What is Kisan Credit Card (KCC)?

  • The Kisan Credit Card (KCC) scheme was introduced in 1998.
  • Under the scheme, Kisan Credit Cards are issued to farmers based on their holdings for uniform adoption by the banks so that farmers may use them to readily purchase agriculture inputs such as seeds, fertilizers, pesticides, etc., and draw cash for their production needs.
  • Objective: The scheme aims to fulfill the needs as indicated below:
    • To provide adequate and timely credit support from the banking system under a single window with flexible and simplified procedure
    • To meet the short term credit requirements for the cultivation of crops
    • Post-harvest expenses
    • Produce marketing loan
    • Consumption requirements of farmer household
    • Working capital for maintenance of farm assets and activities allied to agriculture
    • Investment credit requirement for agriculture and allied activities

What about Bank loans?

  • Agricultural credit disbursed by banks increased by 27% from 2016-17 to 2018-19 as a result of mandated priority sector lending(PSL) policies of the Reserve Bank of India (RBI). 
  • However, the coverage is still not satisfying.
  • In India, the RBI mandates banks that are unable to attain their PSL target to either purchase priority sector loans from other banks or contribute to the Rural Infrastructure Development Fund (RIDF).

What are the challenges faced by the sector?
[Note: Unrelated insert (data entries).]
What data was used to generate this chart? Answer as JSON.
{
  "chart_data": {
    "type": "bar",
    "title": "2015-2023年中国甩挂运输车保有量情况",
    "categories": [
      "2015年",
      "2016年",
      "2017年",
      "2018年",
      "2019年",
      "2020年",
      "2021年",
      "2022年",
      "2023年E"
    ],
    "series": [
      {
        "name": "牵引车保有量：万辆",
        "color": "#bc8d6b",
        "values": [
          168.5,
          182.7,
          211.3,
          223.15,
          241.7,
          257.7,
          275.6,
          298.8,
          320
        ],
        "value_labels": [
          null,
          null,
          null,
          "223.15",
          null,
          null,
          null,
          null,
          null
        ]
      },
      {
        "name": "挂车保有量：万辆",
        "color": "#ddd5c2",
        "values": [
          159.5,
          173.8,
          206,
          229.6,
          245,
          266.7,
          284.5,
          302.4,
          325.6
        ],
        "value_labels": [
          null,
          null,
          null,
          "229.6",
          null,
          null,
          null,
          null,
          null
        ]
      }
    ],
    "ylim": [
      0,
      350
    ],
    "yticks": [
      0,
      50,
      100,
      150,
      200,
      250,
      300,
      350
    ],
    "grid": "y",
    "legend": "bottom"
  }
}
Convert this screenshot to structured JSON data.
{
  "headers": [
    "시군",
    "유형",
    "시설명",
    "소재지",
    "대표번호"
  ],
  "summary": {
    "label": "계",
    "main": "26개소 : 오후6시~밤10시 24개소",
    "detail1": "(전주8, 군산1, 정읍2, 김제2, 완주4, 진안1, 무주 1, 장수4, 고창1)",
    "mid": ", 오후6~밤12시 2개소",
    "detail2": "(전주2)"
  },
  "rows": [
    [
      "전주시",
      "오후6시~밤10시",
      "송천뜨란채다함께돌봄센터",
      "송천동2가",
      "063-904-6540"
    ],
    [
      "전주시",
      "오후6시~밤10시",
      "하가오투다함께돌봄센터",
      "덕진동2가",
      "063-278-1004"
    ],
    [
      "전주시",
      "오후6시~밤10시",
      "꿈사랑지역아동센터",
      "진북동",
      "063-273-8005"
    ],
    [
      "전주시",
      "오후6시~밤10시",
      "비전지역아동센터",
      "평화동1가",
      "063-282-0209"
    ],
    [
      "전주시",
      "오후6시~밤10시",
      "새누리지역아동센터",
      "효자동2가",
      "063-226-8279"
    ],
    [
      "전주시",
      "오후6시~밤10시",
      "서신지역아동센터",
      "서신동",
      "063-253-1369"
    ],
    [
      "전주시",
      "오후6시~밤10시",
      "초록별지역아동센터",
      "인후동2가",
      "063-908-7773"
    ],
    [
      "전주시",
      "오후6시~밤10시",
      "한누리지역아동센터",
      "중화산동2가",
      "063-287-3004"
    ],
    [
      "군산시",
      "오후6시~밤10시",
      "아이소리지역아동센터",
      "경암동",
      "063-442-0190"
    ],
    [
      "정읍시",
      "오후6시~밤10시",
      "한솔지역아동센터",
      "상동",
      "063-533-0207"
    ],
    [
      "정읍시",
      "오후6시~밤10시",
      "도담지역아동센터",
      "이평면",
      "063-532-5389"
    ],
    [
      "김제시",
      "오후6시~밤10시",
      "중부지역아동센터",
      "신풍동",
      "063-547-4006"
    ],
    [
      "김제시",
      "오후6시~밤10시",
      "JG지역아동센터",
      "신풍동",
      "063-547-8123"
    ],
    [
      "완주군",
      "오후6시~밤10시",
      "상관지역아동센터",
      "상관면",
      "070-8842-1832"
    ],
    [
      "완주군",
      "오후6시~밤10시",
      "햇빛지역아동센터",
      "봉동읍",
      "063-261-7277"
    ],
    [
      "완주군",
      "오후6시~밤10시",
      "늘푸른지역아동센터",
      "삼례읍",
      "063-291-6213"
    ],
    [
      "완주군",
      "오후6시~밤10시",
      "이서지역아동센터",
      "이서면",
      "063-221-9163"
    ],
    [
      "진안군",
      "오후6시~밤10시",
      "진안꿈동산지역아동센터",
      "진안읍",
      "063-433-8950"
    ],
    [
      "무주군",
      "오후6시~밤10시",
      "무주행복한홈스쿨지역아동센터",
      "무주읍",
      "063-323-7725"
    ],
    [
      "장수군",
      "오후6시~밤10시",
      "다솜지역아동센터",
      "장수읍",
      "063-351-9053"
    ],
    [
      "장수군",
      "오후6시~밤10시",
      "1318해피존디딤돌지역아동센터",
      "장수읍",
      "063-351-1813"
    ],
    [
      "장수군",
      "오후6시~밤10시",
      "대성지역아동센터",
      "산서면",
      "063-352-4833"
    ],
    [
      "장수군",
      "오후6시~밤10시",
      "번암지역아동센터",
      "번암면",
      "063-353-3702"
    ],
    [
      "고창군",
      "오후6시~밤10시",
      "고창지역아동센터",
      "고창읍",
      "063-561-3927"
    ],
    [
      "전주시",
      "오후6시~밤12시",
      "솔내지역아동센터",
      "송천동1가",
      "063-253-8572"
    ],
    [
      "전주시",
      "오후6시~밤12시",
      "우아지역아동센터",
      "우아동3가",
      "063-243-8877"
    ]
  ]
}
  • Small Holdings: In India, the bigger chunk is of small holdings of land, thus leaving a negative impact on, both output and earnings/incomes.
  • Low Productivity: With a larger number of small and marginal farmers (86 percent), there have been the persisting problems of low productivity.
  • Lower rate of participation: The participation rate in agriculture is on the decline as the agricultural sector has not been growing enough.
  • Lack of finance: Lack of sufficient resources to buy or lease more land or invest in farm infrastructure such as irrigation, power, farm machinery.
  • Prevalence of Informal Loans: Moneylenders providing farm loans at a higher rate exploit the farmers, which further pushes them to big distress.
  • Unfair market regulation: Farmers are not getting fair prices of their produce due to the monopoly of the big traders as they bar farmers from selling directly to consumers.
  • Climatic Variability: Indian agriculture is rain-fed, thus, delayed monsoon impacts the agricultural output. Due to his, most of the farmers get trapped under the agricultural loan.
  • Others: Farmers face different sorts of challenges including floods, barren, natural calamities, insects attack, weather changes, scarcity of money, and whatnot.